Immaginate, se riuscite, di non poter muovere il vostro corpo, solo due dita della mano destra o di quella sinistra, scegliete voi. Immaginate poi che le vostre capacità intellettive siano intatte, che tutto ciò che pensate, desiderate, detestate rimanga intrappolato nella vostra mente perché il corpo è incapace di tradurre i pensieri in azioni concrete. Il vostro corpo può solo strisciare.
Immaginate poi che vostro nonno sia un dirigente del Partito comunista spagnolo rifugiato in Francia e vostra madre una straniera dalla pelle scura, donna coraggiosa e senza ambasciata, capitata a Mosca negli anni della primavera di Praga.

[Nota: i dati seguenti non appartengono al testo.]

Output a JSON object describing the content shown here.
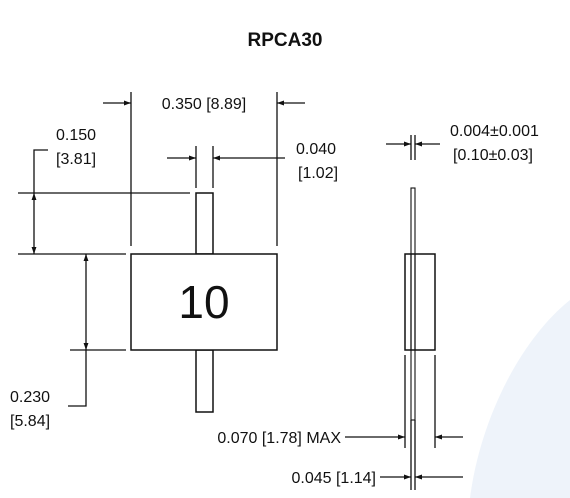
{
  "title": "RPCA30",
  "body_marking": "10",
  "dimensions": {
    "overall_length": "0.350 [8.89]",
    "lead_extension_in": "0.150",
    "lead_extension_mm": "[3.81]",
    "lead_width_in": "0.040",
    "lead_width_mm": "[1.02]",
    "lead_thickness_in": "0.004±0.001",
    "lead_thickness_mm": "[0.10±0.03]",
    "body_height_in": "0.230",
    "body_height_mm": "[5.84]",
    "body_thickness": "0.070 [1.78] MAX",
    "lead_spacing": "0.045 [1.14]"
  },
  "colors": {
    "line": "#111111",
    "background": "#ffffff",
    "watermark": "#eef3fa"
  }
}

Immaginate che a un anno e mezzo di vita il regime vi sottragga all’amore di vostra madre e vi costringa a condurre la vostra esistenza in un lungo e penoso strisciare fra decine di orfanatrofi russi.
Se siete riusciti ad immaginare tutto ciò, allora potete capire perché il bianco è il buio ed il nero la luce.
Rubén Gallego nasce a Mosca alla fine degli anni sessanta. Affetto da una grave forma di paralisi cerebrale è in grado di pensare, ragionare, comprendere, inventare, ma non può muoversi. Con lucidità tagliente racconta la sua infanzia atroce, le angherie e i soprusi, le sofferenze insopportabili, la forza e la bontà dei legami inscindibili nati fra i letti degli orfanatrofi.
Il bianco è il colore dell’impotenza e della dannazione, dice Gallego, il colore del soffitto d’ospedale e delle lenzuola, il nulla della vita d’orfanatrofio che scorre all’infinito.
Il nero, invece, è il colore della lotta e della speranza. Il colore del cielo notturno, lo sfondo fermo e nitido dei sogni, delle brevi pause fra gli intervalli diurni, bianchi e sterminati, delle infermità fisiche. E’ il colore del mondo dietro le palpebre chiuse, dice Rubén nel capitolo finale di questo piccolo e grandioso gioiello letterario.
La mia amica Alessandra dice che Bianco su nero è il suo libro del cuore. E’ con il cuore che la ringrazio per avermelo consigliato perché Rubén ha qualcosa da insegnare a chiunque ami scrivere:
E quando passerò a mia volta in mezzo alle schiere di affabili, asettici manichini in camice bianco e arriverò finalmente al mio capolinea, alla mia personale notte eterna, dietro di me resteranno soltanto lettere dell’alfabeto. Le mie lettere, le mie lettere nere su sfondo bianco. Lo spero.